Monday, October 14, 2013

The effort to be broadminded


I haven't posted in about a year, and one reason is that they changed the Blogger editor some months ago and, true to form, when technical people try to improve something, they make it useless and inexplicable. Time was when this facility was mostly intuitive and easy to use; now, I can hardly figure how to do half of what I once did with ease, and that's what passes for enhancement.

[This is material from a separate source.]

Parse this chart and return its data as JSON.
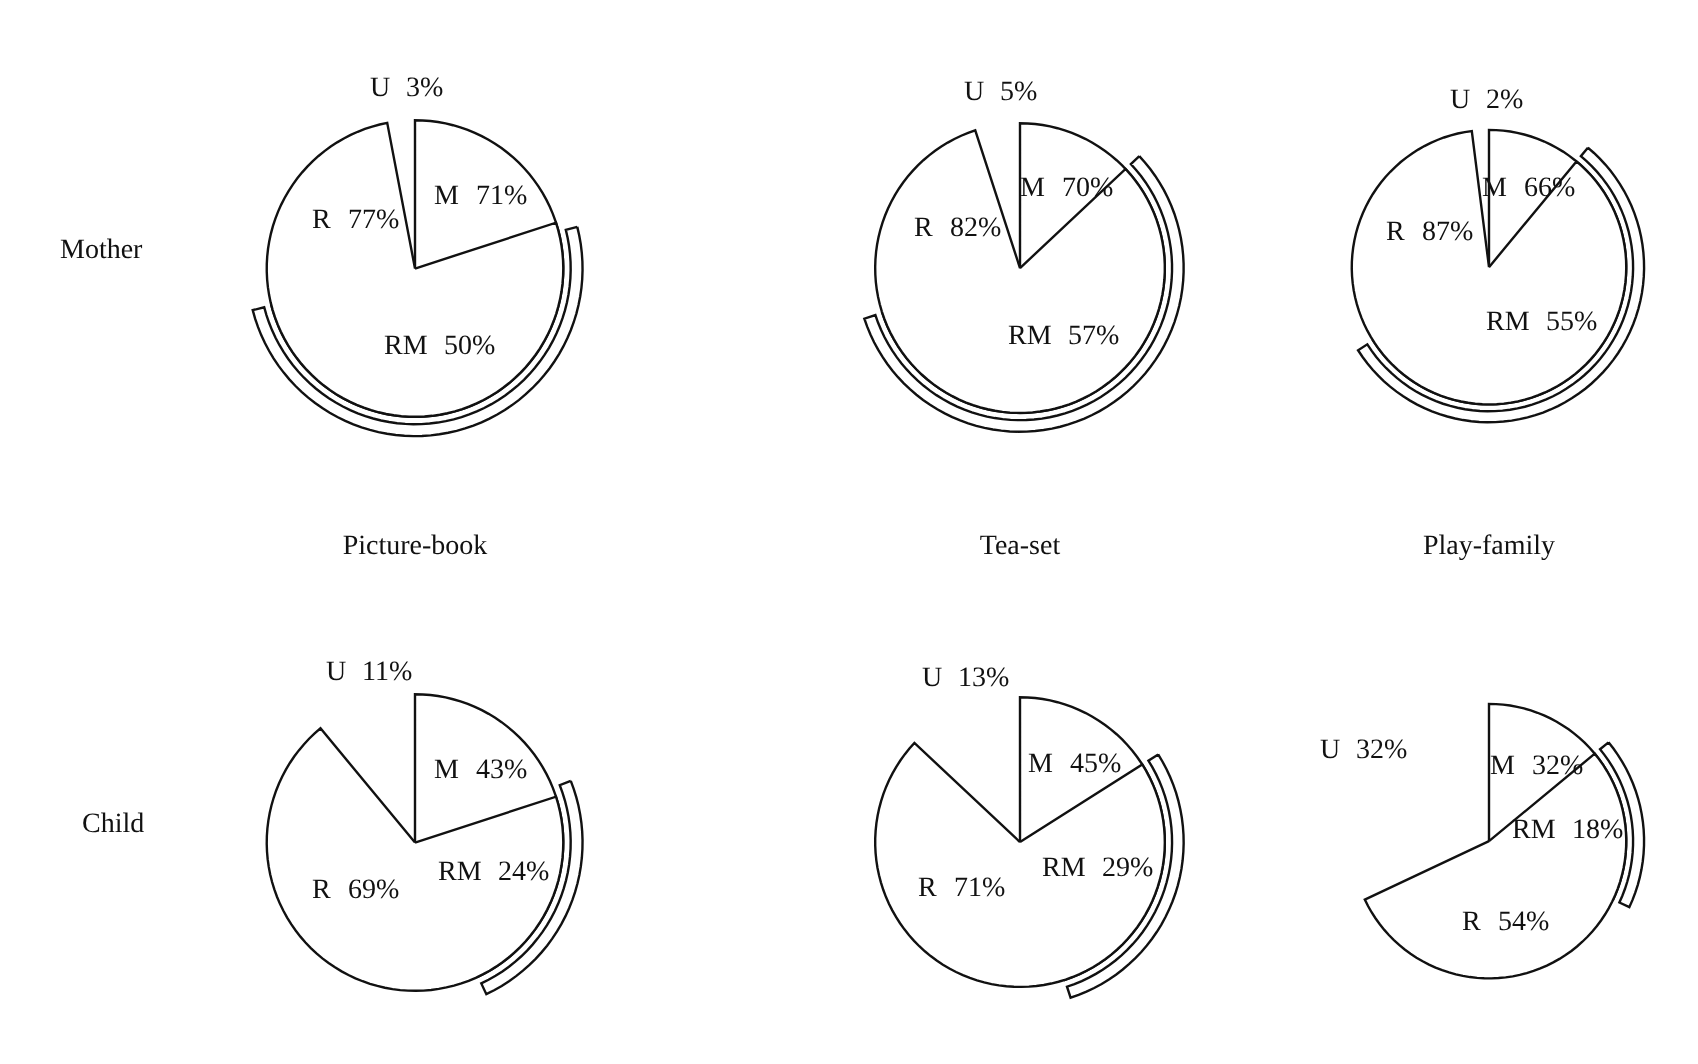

But to the subject of this post: as I commented to someone last week, I follow media sources all across the political spectrum—in print and online, from Redstate.com, Human Events, and Commentary, on the right, to Mother Jones and Daily Kos on the left, while my own views are somewhere between The Economist and The New Republic. Similarly, on cable news, I feel I ought to look in on everyone from Hannity and The O'Reilly Factor to Jon Stewart and Bill Maher. So tonight, I tuned into what I thought would be Hannity, intending to change to Lawrence O'Donnell at 9:00 (i.e., to go from Hannity to sanity), but to my surprise, I found some pretty young blonde hosting something called the Kelly File which, in its own way, is even farther out than the X-Files, and is so offensively stupid that I am reminded of how Elvis, in his last days, used to fire a gun at the television set. Ms. Kelly reminds me of a quote near the end of Flannery O'Connor's story "A Good Man is Hard to Find," where the Misfit says "She would have been a good woman, if there had been someone to shoot her every minute of her life." One of her guests was another pretty young woman from some college conservative organization that calls itself something like "The Association of Enlightened Women." Got it.

Anyway, I'd be happy to interact with either of these two young ladies, though in a way that I needn't describe in public and that would earn me the epithet of "old goat." I can't see that either has anything of value to add to a discussion of politics. Anyway, speaking of "old goat" reminds me of the commercials I keep seeing for something that sounds like "reptile dysfunction," though it's actually about something else. It's interesting that although the male models in these commercials are as gray as I am, the women can't possibly be a day over 45. I too would be delighted to meet someone of 45, but I hardly expect it as a universal template for social life for men my age.

And now, back to watching empty-headed Fox News pundits extol the sleazy, cynical, shameless exploitation of 80- and 90-something vets by the Tea Party to protest a shutdown that the Tea Party started in the first place.